Saturday, January 16, 2016

The Problem of Chivalry: Theseus and Hippolita

As I noted in my last post, a good number of people who regard themselves as upholding traditional, civilised values, have come to regard the cringing and self-hating subserviance of men demanded by many feminists as actually a moral imperative, under the title of 'chivalry'. There was an excellent example last October from Argentina, when a huge mob of angry feminists attacked the Catholic Cathedral in the city of Mar de Plata. (They were angry with the Church as a whole for opposing abortion and the like.) The videos and photographs of this event were truly horrifying. The cathedral was defended by a chain of young men, using the technique of passive resistance. These men were verbally and sexually abused, sprayed with paint, punched and kicked. But the line didn't break, and the feminists weren't able to get into the Cathedral itself to desecrate it.

These young men were heroic; passive resistance can be a good technique, and in the circumstances I am sure it was the best approach. The point of this story for my purposes is the contrasting and craven attitude of the police. This is an annual event; they knew what was coming. Why did the police not intervene?

The police who were present reportedly told the media that they were unable to intervene because “they are women.”


Right, so let's talk about Hippolyta. She was the Queen of the Amazons, and she was defeated by Theseus, Duke of Athens, in battle: this is the dramatic setting of Chaucer's story of chivalry, the Knight's Tale, the tale told by the verray parfit gentil knight, the paragon of chivalry, that everyone remembers from The Canterbury Tales. Theseus' triumph plays no direct part in the story, but forms a sort of preface to it. It does the same in Shakespeare's play which is based on Knight's Tale, Two Noble Kinsmen. Shakespeare was so taken by this idea, however, that it plays the same role, of backdrop or preface, in another play, A Midsummer Night's Dream, a story without any other very obvious connection with the plot of Two Noble Kinsmen. There is more: the story of Theseus' triumph over Hippolyta is then re-enacted in the Dream, in the parallel story of the fairy King Oberon and his Queen, Titania.


So this is important, right?
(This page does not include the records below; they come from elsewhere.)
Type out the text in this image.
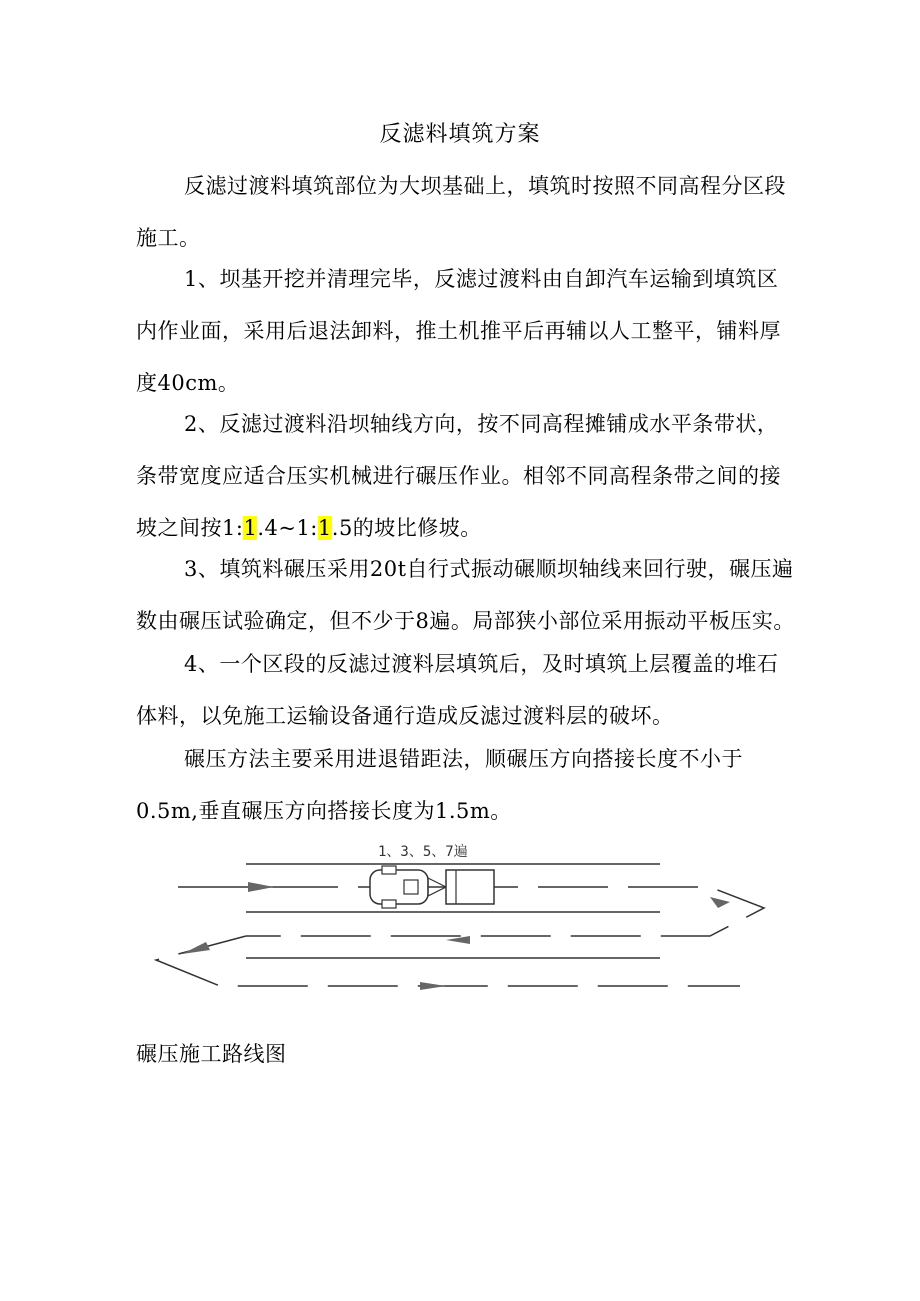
反滤料填筑方案

反滤过渡料填筑部位为大坝基础上，填筑时按照不同高程分区段施工。

1、坝基开挖并清理完毕，反滤过渡料由自卸汽车运输到填筑区内作业面，采用后退法卸料，推土机推平后再辅以人工整平，铺料厚度40cm。

2、反滤过渡料沿坝轴线方向，按不同高程摊铺成水平条带状，条带宽度应适合压实机械进行碾压作业。相邻不同高程条带之间的接坡之间按1:1.4~1:1.5的坡比修坡。

3、填筑料碾压采用20t自行式振动碾顺坝轴线来回行驶，碾压遍数由碾压试验确定，但不少于8遍。局部狭小部位采用振动平板压实。

4、一个区段的反滤过渡料层填筑后，及时填筑上层覆盖的堆石体料，以免施工运输设备通行造成反滤过渡料层的破坏。

碾压方法主要采用进退错距法，顺碾压方向搭接长度不小于0.5m,垂直碾压方向搭接长度为1.5m。

1、3、5、7遍
碾压施工路线图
And what is it? Hippolyta / Titania represents out-of-control femininity. This is defeated, but not simply crushed. To be really defeated, it must be brought into harmony: it must be brought into a mystical marriage with the masculine principle. Theseus marries Hippolyta; Oberon is reconciled with his queen, Titania. While the conflict lasts, the whole cosmos is thrown into chaos and groans: the seasons are disrupted, the crops fail. When the conflict is resolved, all is well again.
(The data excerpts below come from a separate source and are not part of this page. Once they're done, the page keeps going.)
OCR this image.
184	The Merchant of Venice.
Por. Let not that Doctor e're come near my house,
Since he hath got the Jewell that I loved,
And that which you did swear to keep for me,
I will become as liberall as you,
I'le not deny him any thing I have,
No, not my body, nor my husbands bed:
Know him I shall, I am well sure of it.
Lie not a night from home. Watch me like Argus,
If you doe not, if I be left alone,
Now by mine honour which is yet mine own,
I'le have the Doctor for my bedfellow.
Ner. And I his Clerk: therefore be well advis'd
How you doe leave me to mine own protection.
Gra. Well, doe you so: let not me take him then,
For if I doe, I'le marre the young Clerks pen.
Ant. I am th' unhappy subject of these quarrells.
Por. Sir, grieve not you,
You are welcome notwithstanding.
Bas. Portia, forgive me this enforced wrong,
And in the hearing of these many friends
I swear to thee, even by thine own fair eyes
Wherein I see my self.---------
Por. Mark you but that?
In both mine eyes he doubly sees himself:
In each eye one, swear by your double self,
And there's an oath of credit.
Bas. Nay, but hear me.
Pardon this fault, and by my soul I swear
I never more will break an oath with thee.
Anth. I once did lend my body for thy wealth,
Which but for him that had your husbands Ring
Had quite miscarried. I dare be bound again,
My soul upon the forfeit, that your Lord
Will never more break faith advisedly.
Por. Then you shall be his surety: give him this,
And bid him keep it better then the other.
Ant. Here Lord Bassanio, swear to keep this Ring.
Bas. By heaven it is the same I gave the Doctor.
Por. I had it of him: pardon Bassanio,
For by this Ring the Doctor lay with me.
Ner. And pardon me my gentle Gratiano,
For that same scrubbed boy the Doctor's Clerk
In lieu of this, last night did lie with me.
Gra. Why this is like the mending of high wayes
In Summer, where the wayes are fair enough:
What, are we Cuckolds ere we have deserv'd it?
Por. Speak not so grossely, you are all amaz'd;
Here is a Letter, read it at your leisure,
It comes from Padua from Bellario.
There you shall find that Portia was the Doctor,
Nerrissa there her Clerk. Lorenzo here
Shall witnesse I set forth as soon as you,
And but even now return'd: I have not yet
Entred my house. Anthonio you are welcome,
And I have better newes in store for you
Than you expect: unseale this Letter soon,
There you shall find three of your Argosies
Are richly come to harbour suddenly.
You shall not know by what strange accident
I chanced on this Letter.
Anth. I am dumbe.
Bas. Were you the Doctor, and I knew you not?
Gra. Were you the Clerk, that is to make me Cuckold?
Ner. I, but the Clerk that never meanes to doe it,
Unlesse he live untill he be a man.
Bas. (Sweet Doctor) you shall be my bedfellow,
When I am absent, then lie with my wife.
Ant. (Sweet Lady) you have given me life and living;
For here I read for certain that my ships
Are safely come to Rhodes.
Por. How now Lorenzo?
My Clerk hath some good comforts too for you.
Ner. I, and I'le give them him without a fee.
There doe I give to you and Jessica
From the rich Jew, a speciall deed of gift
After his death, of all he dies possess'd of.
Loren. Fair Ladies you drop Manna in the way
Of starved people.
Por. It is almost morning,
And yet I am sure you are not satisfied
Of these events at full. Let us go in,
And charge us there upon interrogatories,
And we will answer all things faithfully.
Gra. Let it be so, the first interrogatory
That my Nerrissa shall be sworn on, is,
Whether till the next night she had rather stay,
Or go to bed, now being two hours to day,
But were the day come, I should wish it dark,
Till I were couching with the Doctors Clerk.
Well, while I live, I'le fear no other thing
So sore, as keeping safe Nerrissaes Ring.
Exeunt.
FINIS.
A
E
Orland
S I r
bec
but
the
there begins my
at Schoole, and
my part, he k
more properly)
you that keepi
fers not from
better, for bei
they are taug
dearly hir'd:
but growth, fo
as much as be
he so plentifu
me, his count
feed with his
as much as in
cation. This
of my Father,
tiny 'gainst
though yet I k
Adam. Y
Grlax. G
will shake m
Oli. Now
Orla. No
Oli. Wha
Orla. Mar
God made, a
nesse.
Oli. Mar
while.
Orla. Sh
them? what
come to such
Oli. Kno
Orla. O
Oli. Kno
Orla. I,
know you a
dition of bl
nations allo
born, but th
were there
Shakespeare is too clever a writer to present this in a crass way. Titania's resistence to Oberon is not completely unreasonable. Nor is her reconciliation with him a matter of giving up her power. Oberon is unable to keep the show on the road by himself; hence the cosmic catastrophe of their quarrel. But it is necessary that things are resolved in his favour. Titania must give way to him, in the end.

This all makes A Midsummer Night's Dream a truly subversive play: not against the values of the time of its composition, to be sure, but against those of today. Shakespeare had plenty to say about out-of-control masculinity, and this continues to be a major theme of popular and high culture today. The possibility of dealing with out-of-control femininity, by contrast, has become almost a taboo subject.

Shakespeare's lesson is one which needs to be leant by Bishop Olmstead's target audience: perhaps he should suggest they go and watch the play. In order to be 'leaders', in order to 'man up' and 'take responsibility', men - priests and fathers especially - need to be prepared to face and deal with unjust and aggressive women, as well as unjust and aggressive men, and not accept the distorted interpretation of chivalry as giving way to oppression instead of opposing it, if the oppression happens to be female. 

But this is made very difficult by a society which teaches that male self-assertion is wrong, and this secular dogma is something we, in the Church, have to un-teach our young men. At least some of the dragons you have to fight, boys, are female.

(Dalrock's post 'A wife's best defence against a troublesome mother-in-law' is also pertinent here.)